Improved Gradient Boosting Classifier - Titanic Dataset:
Accuracy: 0.8146067415730337
Precision: 0.7903225806451613
Recall: 0.7101449275362319
F1 Score: 0.7480916030534351

Improved Gradient Boosting Regressor - House Prices Dataset:
Mean Absolute Error (MAE): 21485.396079199447
Mean Squared Error (MSE): 1010335655.8718059
Root Mean Squared Error (RMSE): 31785.77757223828
R-squared (R²): 0.8682799624708115


Собственная имплементация

In [12]:
import numpy as np
from sklearn.tree import DecisionTreeRegressor

class SimpleGradientBoostingClassifier:
    def __init__(self, n_estimators=10, learning_rate=0.1, max_depth=3):
        self.n_estimators = n_estimators
        self.learning_rate = learning_rate
        self.max_depth = max_depth
        self.models = []

    def fit(self, X, y):
        # Инициализируем модели
        y_pred = np.zeros(shape=y.shape)
        
        for _ in range(self.n_estimators):
            # Вычисляем остатки
            residual = y - 1 / (1 + np.exp(-y_pred))
            tree = DecisionTreeRegressor(max_depth=self.max_depth)
            tree.fit(X, residual)
            y_pred += self.learning_rate * tree.predict(X)
            self.models.append(tree)

    def predict(self, X):
        y_pred = np.zeros(shape=(X.shape[0],))
        for tree in self.models:
            y_pred += self.learning_rate * tree.predict(X)
        return (y_pred > 0.5).astype(int)

In [13]:
class SimpleGradientBoostingRegressor:
    def __init__(self, n_estimators=10, learning_rate=0.1, max_depth=3):
        self.n_estimators = n_estimators
        self.learning_rate = learning_rate
        self.max_depth = max_depth
        self.models = []

    def fit(self, X, y):
        # Инициализация
        residual = y
        for _ in range(self.n_estimators):
            tree = DecisionTreeRegressor(max_depth=self.max_depth)
            tree.fit(X, residual)
            prediction = tree.predict(X)
            residual -= self.learning_rate * prediction
            self.models.append(tree)

    def predict(self, X):
        y_pred = np.zeros(shape=(X.shape[0],))
        for tree in self.models:
            y_pred += self.learning_rate * tree.predict(X)
        return y_pred

In [14]:
# Обучение простого градиентного бустинга для классификации
simple_gb_clf = SimpleGradientBoostingClassifier(n_estimators=10, learning_rate=0.1, max_depth=3)
simple_gb_clf.fit(X_train_titanic, y_train_titanic)
y_pred_titanic_simple = simple_gb_clf.predict(X_test_titanic)

In [15]:
# Обучение простого градиентного бустинга для регрессии
simple_gb_regr = SimpleGradientBoostingRegressor(n_estimators=10, learning_rate=0.1, max_depth=3)
simple_gb_regr.fit(X_train_house, y_train_house)
y_pred_house_simple = simple_gb_regr.predict(X_test_house)

In [16]:
print("Simple Gradient Boosting Classifier - Titanic Dataset:")
print("Accuracy:", accuracy_score(y_test_titanic, y_pred_titanic_simple))
print("Precision:", precision_score(y_test_titanic, y_pred_titanic_simple))
print("Recall:", recall_score(y_test_titanic, y_pred_titanic_simple))
print("F1 Score:", f1_score(y_test_titanic, y_pred_titanic_simple))

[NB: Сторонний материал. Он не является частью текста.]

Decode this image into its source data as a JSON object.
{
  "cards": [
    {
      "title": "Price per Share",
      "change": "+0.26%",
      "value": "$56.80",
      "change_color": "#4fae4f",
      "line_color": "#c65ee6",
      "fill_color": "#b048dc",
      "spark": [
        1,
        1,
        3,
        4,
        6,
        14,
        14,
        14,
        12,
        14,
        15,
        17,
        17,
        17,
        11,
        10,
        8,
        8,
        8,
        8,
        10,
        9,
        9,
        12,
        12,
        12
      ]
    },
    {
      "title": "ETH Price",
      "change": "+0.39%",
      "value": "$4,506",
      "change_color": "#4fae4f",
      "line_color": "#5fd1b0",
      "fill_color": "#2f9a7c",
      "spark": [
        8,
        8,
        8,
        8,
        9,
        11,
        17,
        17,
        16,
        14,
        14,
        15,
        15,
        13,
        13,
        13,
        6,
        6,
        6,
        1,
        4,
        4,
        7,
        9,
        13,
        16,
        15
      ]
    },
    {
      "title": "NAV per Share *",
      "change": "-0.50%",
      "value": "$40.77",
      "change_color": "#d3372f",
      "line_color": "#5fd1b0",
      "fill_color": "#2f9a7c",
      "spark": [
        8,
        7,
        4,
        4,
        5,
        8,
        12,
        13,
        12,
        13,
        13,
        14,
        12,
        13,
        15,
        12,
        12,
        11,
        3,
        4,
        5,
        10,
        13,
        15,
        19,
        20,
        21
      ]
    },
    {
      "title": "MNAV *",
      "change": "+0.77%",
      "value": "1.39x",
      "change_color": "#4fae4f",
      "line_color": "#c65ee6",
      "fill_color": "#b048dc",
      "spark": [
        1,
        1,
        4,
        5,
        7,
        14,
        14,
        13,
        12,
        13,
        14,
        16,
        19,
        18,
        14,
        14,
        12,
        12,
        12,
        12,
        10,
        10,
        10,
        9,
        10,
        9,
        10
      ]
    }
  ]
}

print("\nSimple Gradient Boosting Regressor - House Prices Dataset:")
print("Mean Absolute Error (MAE):", mean_absolute_error(y_test_house, y_pred_house_simple))
print("Mean Squared Error (MSE):", mean_squared_error(y_test_house, y_pred_house_simple))
print("Root Mean Squared Error (RMSE):", np.sqrt(mean_squared_error(y_test_house, y_pred_house_simple)))
print("R-squared (R²):", r2_score(y_test_house, y_pred_house_simple))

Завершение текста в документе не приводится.